Natürlich trifft das für den Bereich zu, für den dieses Gesetz gilt: für die Bundesbehörden und für die Landesbehörden, die Bundesgesetz umsetzen. Das ist auch selbstverständlich. Jetzt legen Sie hier einen Antrag vor, in dem gefordert wird: Jetzt, wo wir es mit diesem Gesetzesvorhaben zu tun haben, sollen auch in anderen Gesetzen Neuregelungen getroffen werden. – Wir möchten das Behindertengleichstellungsgesetz verändern, und zwar deutlich vorteilhaft. Das, was wir in diesen Gesetzentwurf hineingeschrieben haben, ist ein echter Fortschritt. Dass beispielsweise Erläuterungen von Bescheiden endlich in leichter Sprache verfasst werden und entsprechend zugänglich sind, ist ein Riesenschritt.

Ich kann mir überhaupt nicht vorstellen, warum man sagen kann: Wir lehnen einen Gesetzentwurf ab, in dem steht, dass leichte Sprache für alle zugänglich wird. – Ich weiß nicht, warum man das ablehnt. Ich weiß auch nicht, warum man sagt: Angemessene Vorkehrungen finden wir blöd; das lehnen wir ab. (Widerspruch des Abg. Matthias W. Birkwald [DIE LINKE]) – Nein, ihr lehnt das nicht ab, aber die anderen. Ihr sagt: Wir haben dazu gar keine Meinung. Wir enthalten uns. – Das ist ja auch eine tolle Meinung.

Mit der ebenfalls neu eingeführten Schlichtungsstelle schaffen wir es, dass diejenigen, die sich benachteiligt und diskriminiert fühlen, nicht sofort den Gang zum Gericht antreten müssen, was ja für viele eine echte Hürde ist. Vielmehr bauen wir Barrieren ab, indem wir sagen: Die Schlichtungsstelle ist ein echter Gewinn für jeden, der der Meinung ist, dass er in den Bundesbehörden noch stärkere Unterstützung braucht und dass er seine verbrieften Rechte nicht hat durchsetzen können.
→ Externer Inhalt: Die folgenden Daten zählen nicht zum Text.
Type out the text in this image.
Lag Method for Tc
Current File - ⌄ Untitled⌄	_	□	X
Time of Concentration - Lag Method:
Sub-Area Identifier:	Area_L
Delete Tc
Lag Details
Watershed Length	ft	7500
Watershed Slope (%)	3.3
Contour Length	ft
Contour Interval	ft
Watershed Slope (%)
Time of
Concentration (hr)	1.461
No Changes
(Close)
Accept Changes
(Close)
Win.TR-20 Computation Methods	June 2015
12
Das ist gut so, und das ist richtig so. Wir freuen uns, dass wir damit auch die Funktion der Beauftragten der Bundesregierung für die Belange behinderter Menschen stärken können; denn wir finden das richtig und wichtig.

Schlussendlich werden wir auch mit der Frage der Förderung der Partizipation für die Selbsthilfeorganisation 

(Volker Kauder [CDU/CSU]: Leichte Sprache! „Partizipation“?)

„Partizipation“ ist leichte Sprache. „Partizipation“ ist auch in Kreisen der leichten Sprache durchaus nachvollziehbar.

(Beifall bei Abgeordneten der SPD – Volker Kauder [CDU/CSU]: Nein! – Matthias W. Birkwald [DIE LINKE]: „Beteiligung“ ist noch leichter als „Partizipation“!)

Genau. Die Beteiligung auch an politischen Prozessen wird für ganz viele ein echter Fortschritt sein, weil sie endlich auch finanziell unterstützt werden, auch in der Wahrnehmung ihrer eigenen Interessen.

Zu den Privaten will ich sagen – auch die SPD und die Ministerin haben es gesagt –: Natürlich wollen wir nicht nur Appelle an die Privaten richten, sie mögen sich doch bitte schön endlich barrierefreier aufstellen. Natürlich ist das nicht unsere Position, und natürlich sind wir der Meinung, dass man nach sehr langer Zeit der Vorstellungen, der Eigenverpflichtungen auch stärkere Klarheiten bringen muss. Deswegen – das haben wir auch in jeder unserer Stellungnahmen immer wieder gesagt – halten wir das Instrument des AGGs, in das das soll – das ist ja auch Forderung des Antrags, der heute vorliegt –, für hilfreich und finden es wichtig, dies im Rahmen der Novellierung des AGGs mit in den Mittelpunkt zu stellen. Aber wir sind heute nicht beim AGG.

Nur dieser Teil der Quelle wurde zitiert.